Define any C++ function you like that takes a number and returns a number. For example, these are defined in the header

long double stp(long double x){       return  x < 0  ?  0  :  1;}

long double sign(long double x){       if(x < 0){          return -1;}
                                       else if(x > 0){     return 1;}
                                       return 0;}

The outputs of these functions could for example depend on other parts of the program. Then define

cppMathFn step(stp, "step");
cppMathFn sgn(sign, "sgn"); 

cppMathFn derives from mathFn. Now step and sgn can be used as above.

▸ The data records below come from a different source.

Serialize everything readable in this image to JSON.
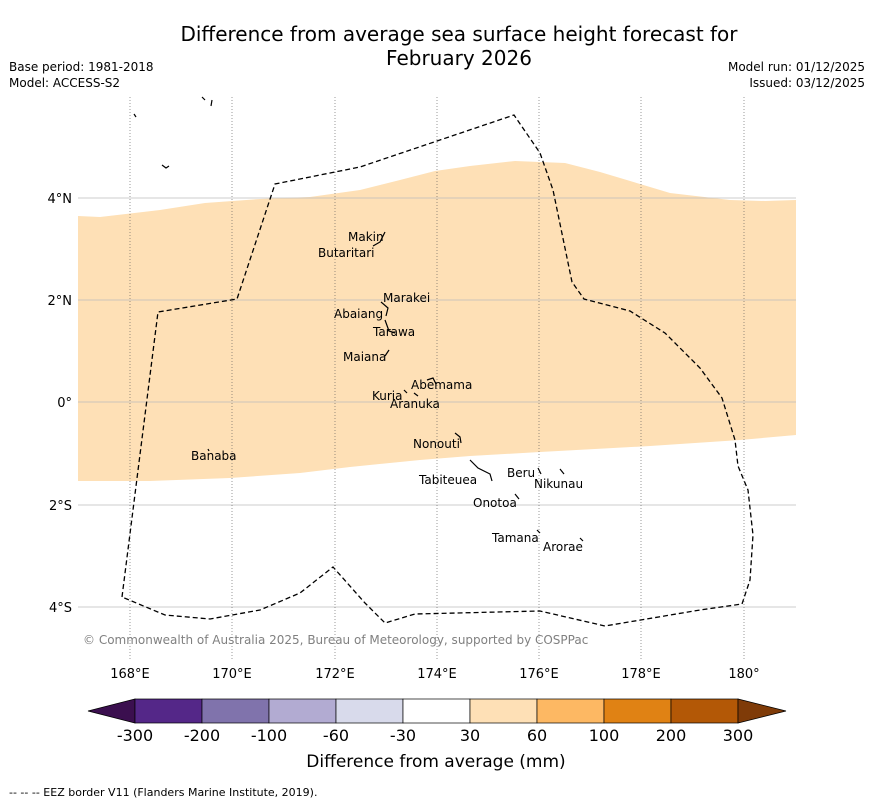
{
  "header": {
    "title_line1": "Difference from average sea surface height forecast for",
    "title_line2": "February 2026",
    "base_period": "Base period: 1981-2018",
    "model": "Model: ACCESS-S2",
    "model_run": "Model run: 01/12/2025",
    "issued": "Issued: 03/12/2025"
  },
  "map": {
    "lon_ticks": [
      "168°E",
      "170°E",
      "172°E",
      "174°E",
      "176°E",
      "178°E",
      "180°"
    ],
    "lat_ticks": [
      "4°N",
      "2°N",
      "0°",
      "2°S",
      "4°S"
    ],
    "islands": [
      "Makin",
      "Butaritari",
      "Marakei",
      "Abaiang",
      "Tarawa",
      "Maiana",
      "Abemama",
      "Kuria",
      "Aranuka",
      "Nonouti",
      "Banaba",
      "Tabiteuea",
      "Beru",
      "Nikunau",
      "Onotoa",
      "Tamana",
      "Arorae"
    ],
    "copyright": "© Commonwealth of Australia 2025, Bureau of Meteorology, supported by COSPPac",
    "anomaly_band": "30 to 60"
  },
  "colorbar": {
    "labels": [
      "-300",
      "-200",
      "-100",
      "-60",
      "-30",
      "30",
      "60",
      "100",
      "200",
      "300"
    ],
    "colors": [
      "#3b0f4f",
      "#542788",
      "#8073ac",
      "#b2abd2",
      "#d8daeb",
      "#ffffff",
      "#fee0b6",
      "#fdb863",
      "#e08214",
      "#b35806",
      "#7f3b08"
    ],
    "title": "Difference from average (mm)"
  },
  "footer": {
    "legend": "--  --  -- EEZ border V11 (Flanders Marine Institute, 2019)."
  }
}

f = sin(step(x)) + sgn(cos(x));

cout << f(3);

Many of the <cmath> functions have been used like this

cppMathFn arccos(acos, "arccos");
f = sin(arccos(x));

Again, all of these are already defined in the header.

Ambiguous Expressions

If $x,y,z$ are variables, then mathematically, the expression $f(x,y,z)$ could represent two different things

• the statement that $f$ is a function of $x, y,$ and $z$, or
• the composition of $f$ with the functions/variables $x, y,$ and $z$

(For example, in the second case, $f$ might be a function of $u,v,w$; plugging in $x,y,z$ amounts to replacing one set of variables with the other.) By default, mathFunction interprets f(x,y,z) in the first way, as in the numerous examples above. To accomplish the second, cast at least one of the variables to mathFn

f(u,v,w) = cos(u * v) + w;

g(x,y,z) = f(x, (mathFn) y, z);    // the left side sets the variables of g to x,y,z; the right side plugs x,y,z into f
                                   // the result is that g = cos(x * y) + z, and g has its variables set to x,y,z

Namespaces

All classes and variables are contained in the mathFunction namespace. The following names conflict with the std namespace: sin, cos, tan, exp, sqrt, abs.

Future versions

Plans for future versions include .differentiate() functions, and various data types for numbers, including arbitrary precision.